Put in a warm place to sour. Each day for 5 days add ½ cup lukewarm water and just enough flour to keep the batter the same consistency as when you first mixed it. When the batter is sour to the taste it is ready to use for making pancakes. This should be in about 5 days but may take a little longer.
To make it easy to have these pancakes whenever you want them, without waiting 5 days for the starter to sour, set aside a small quantity of the starter each time you make pancakes. Add ½ cup lukewarm water to it and just enough flour for the runny batter mentioned above. Leave it in a warm place overnight, then store in your refrigerator until you wish to make potatoes.
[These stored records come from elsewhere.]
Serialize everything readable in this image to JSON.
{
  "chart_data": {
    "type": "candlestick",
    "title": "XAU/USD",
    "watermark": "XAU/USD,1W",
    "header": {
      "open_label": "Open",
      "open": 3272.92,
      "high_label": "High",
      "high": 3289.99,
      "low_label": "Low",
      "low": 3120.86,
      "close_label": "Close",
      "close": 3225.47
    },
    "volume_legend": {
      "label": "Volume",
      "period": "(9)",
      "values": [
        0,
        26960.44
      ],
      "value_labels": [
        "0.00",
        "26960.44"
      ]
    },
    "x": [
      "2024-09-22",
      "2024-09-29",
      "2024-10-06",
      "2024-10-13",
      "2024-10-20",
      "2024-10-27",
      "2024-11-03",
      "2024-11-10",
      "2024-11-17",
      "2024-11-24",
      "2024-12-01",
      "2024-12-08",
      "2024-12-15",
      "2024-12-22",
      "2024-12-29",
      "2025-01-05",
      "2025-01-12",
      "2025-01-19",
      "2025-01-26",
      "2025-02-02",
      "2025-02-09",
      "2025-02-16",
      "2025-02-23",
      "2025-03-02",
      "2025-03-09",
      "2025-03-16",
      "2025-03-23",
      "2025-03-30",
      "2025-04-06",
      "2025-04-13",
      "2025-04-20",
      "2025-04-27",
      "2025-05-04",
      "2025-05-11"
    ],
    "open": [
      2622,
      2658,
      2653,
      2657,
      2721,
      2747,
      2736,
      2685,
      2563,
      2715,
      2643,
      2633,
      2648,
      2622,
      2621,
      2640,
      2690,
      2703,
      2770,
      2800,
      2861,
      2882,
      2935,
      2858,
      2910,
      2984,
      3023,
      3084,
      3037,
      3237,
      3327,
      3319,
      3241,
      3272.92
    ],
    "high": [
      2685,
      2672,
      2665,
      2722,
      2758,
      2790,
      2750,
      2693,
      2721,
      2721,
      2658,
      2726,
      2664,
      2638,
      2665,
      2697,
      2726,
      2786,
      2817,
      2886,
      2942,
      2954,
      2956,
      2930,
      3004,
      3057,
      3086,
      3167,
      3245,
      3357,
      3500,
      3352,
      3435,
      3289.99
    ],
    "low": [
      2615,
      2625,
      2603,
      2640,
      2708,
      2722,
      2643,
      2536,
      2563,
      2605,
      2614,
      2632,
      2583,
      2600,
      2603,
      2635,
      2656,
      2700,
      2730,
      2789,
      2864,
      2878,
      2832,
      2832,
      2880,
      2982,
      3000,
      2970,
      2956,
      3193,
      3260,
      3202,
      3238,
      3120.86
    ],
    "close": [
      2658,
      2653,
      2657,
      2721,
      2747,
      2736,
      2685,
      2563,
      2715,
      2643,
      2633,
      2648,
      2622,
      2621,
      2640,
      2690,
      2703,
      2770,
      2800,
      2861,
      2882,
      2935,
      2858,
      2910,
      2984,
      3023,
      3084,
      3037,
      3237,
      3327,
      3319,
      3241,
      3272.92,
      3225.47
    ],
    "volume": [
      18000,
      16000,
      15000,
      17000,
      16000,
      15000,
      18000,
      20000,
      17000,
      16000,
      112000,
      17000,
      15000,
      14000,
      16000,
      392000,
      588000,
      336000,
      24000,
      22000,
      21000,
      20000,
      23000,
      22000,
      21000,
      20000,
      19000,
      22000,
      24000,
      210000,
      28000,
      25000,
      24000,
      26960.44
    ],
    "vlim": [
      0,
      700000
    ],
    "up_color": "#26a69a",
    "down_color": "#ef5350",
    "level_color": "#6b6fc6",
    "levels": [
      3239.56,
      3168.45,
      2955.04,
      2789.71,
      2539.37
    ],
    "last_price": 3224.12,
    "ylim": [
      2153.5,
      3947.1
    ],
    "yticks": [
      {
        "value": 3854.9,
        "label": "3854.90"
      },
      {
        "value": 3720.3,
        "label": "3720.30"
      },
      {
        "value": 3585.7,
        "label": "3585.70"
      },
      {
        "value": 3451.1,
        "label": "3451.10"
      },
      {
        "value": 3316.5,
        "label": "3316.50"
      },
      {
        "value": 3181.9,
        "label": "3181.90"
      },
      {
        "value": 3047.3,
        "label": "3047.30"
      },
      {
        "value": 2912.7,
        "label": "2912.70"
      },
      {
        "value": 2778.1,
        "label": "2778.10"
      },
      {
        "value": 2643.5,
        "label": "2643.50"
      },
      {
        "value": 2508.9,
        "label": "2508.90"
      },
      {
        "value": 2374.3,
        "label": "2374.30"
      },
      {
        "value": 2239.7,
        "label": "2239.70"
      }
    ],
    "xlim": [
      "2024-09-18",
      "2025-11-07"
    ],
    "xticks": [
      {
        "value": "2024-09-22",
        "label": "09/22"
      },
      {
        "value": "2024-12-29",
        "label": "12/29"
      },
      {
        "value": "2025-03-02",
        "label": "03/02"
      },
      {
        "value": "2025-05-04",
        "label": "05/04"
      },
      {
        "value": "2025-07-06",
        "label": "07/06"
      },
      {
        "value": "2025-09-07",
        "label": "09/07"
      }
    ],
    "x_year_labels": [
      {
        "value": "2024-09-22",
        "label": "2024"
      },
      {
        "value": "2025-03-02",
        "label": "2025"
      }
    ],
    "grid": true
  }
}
Add enough flour and water when you begin to make the pancakes to provide a sufficient quantity of starter for the number of cakes you wish to make.
Beat the eggs until light with the milk and the sour-dough starter.
Sift together the baking soda, baking powder, salt, sugar and flour. Combine the two mixtures and blend well.
Bake on a greased griddle or in an oiled skillet, browning on both sides. (if you wish to use an unoiled skillet or griddle, add ¼ cup of melted butter to the batter.) If you like very thin pancakes, add a little more milk to the batter.